Only through such spontaneous, unplanned and undirected rambling was the blueprint of myself gradually revealed to me. By abandoning myself to the process, with no expectation of any result, it was very much as if I was "led." I definitely wasn't pushing. Rather, it was as if I were responding solely to an inner flame that I was trying to feed and stoke. I tried to provide it with whatever would help it grow in intensity.

One thing that bothers me about our elite secular fundamentalists is that they seem to think it is easy to know Spirit--as if it simply involves believing some nice fairy tale and leaving it at that. In reality, it is almost impossible for our elite secular priesthood to know anything about Spirit. For it is not a matter of intellect per se. Rather, it is a matter of what the intellect is in service to.

As I have mentioned before, both religious and non-religious fundamentalists are still unwavering materialists, living in deadening servitude to matter. Our higher faculties are easily hijacked and enslaved by the lower, and the problem is only worse in a society as abundant as ours, with so many seductive distractions everywhere.

The trial of our age is the trial of Faust. That is to say, we live in an age in which we have unprecedented control over nature, and in which our material desires can be satisfied as never before. But each horizontal satisfaction, no matter how unprecedented and miraculous, is simply met with an increasingly jaded. "okay. What next?" Paradoxically, this "age of miracles and wonders" is the age of banality, ennui, and spiritual exhaustion.

If there were a "devil," what better way to accomplish his ends than to give people the illusion of the possibility of ultimate satisfaction in the horizontal. You might say that the "satanic mantra" is, "I'm bored. What's next."

Intellectuals struggle with this as much, if not more, than the blue collar worker who simply enjoys overeating, having a few beers, and being with his family. For the secular intellectual is haunted by the idea that there is something more, but has no idea how to go about finding it. As a matter of fact, the intellect must be "raised up" to the realm from which religions emanate. Again, this is something the typical secularist utterly fails to understand. You must work diligently to intensify your mental power and to place it in the service of higher things.

It is the difference between being a mere scholar and a sage. Who in contemporary academia would refer to himself as a sage? And yet, sages do exist--those who have successfully passed from mere intellectuality motivated by the desire for knowledge--intellect for its own sake--on to the desire for higher knowledge motivated by love, that is to say the pure love of sophia.

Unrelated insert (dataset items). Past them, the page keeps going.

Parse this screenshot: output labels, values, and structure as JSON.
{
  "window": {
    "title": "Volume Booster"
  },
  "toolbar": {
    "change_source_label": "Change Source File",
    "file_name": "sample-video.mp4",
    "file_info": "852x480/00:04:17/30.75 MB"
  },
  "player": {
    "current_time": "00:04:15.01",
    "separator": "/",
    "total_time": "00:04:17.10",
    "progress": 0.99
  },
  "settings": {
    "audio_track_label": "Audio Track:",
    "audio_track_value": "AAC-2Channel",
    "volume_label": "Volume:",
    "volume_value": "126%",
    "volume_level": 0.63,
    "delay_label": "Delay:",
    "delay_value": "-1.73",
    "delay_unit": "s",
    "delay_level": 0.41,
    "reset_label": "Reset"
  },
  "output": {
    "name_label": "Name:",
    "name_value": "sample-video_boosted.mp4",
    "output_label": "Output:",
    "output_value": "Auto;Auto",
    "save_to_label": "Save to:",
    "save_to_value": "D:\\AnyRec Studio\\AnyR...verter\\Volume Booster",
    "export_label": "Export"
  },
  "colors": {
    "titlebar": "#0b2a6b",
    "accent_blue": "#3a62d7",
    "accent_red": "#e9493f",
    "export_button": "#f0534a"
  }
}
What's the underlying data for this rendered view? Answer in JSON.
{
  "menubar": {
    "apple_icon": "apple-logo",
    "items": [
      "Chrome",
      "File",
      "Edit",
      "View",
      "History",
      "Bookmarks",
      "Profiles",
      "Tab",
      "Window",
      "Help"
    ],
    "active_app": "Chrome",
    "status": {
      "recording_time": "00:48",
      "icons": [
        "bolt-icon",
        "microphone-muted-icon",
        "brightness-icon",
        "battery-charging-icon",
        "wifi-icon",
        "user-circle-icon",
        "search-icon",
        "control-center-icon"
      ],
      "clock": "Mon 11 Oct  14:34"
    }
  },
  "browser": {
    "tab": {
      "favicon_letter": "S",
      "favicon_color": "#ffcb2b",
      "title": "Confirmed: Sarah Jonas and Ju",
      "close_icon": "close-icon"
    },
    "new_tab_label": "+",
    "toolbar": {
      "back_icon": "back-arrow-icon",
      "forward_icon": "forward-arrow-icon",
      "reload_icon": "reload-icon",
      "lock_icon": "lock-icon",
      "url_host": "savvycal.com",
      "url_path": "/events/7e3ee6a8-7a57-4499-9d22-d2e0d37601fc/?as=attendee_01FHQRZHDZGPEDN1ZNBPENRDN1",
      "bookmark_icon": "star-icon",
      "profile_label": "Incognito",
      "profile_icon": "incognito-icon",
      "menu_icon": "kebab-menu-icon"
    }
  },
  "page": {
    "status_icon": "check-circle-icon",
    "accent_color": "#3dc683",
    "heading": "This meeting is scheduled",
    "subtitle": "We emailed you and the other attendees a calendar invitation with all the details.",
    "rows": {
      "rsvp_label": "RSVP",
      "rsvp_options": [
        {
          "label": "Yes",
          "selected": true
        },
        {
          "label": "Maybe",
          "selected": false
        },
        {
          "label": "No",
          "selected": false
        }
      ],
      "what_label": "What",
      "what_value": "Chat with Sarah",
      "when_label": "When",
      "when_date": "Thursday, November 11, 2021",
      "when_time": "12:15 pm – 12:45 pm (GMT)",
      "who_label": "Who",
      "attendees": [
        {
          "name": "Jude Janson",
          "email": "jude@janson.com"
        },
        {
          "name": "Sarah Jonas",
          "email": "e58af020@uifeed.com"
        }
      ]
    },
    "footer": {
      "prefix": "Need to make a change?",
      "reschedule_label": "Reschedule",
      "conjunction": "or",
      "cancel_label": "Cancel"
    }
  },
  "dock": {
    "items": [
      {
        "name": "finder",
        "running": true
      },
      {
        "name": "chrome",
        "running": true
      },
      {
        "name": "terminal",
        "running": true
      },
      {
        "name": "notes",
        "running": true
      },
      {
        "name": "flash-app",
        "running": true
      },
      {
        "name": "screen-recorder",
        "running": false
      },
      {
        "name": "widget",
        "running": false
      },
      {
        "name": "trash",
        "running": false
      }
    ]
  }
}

As I mentioned at the top, this comes naturally to me. My happily crucified intellect is willingly in the service of the "breath from above," as I am specifically trying to fuse spirituality and intellectuality in order to create a new, third thing within that transitional space. In the past, this union has been called the "philosopher's stone," but the secular world would probably regard it as the prattle of a stoned philosopher.

Since I already have a real job, I am not motivated by tenure, by popularity, by book sales, or by any other horizontal measure. For the wisdom of this world is folly with God, just as my little contributions are undoubtedly folly to the world.


Hoarhey said...

Bob Said:
"One of the reasons I am somewhat reluctant to offer very specific spiritual advice is because different personality styles require different paths and prescriptions. A path that is easy and comes naturally for one person might be impossible for another."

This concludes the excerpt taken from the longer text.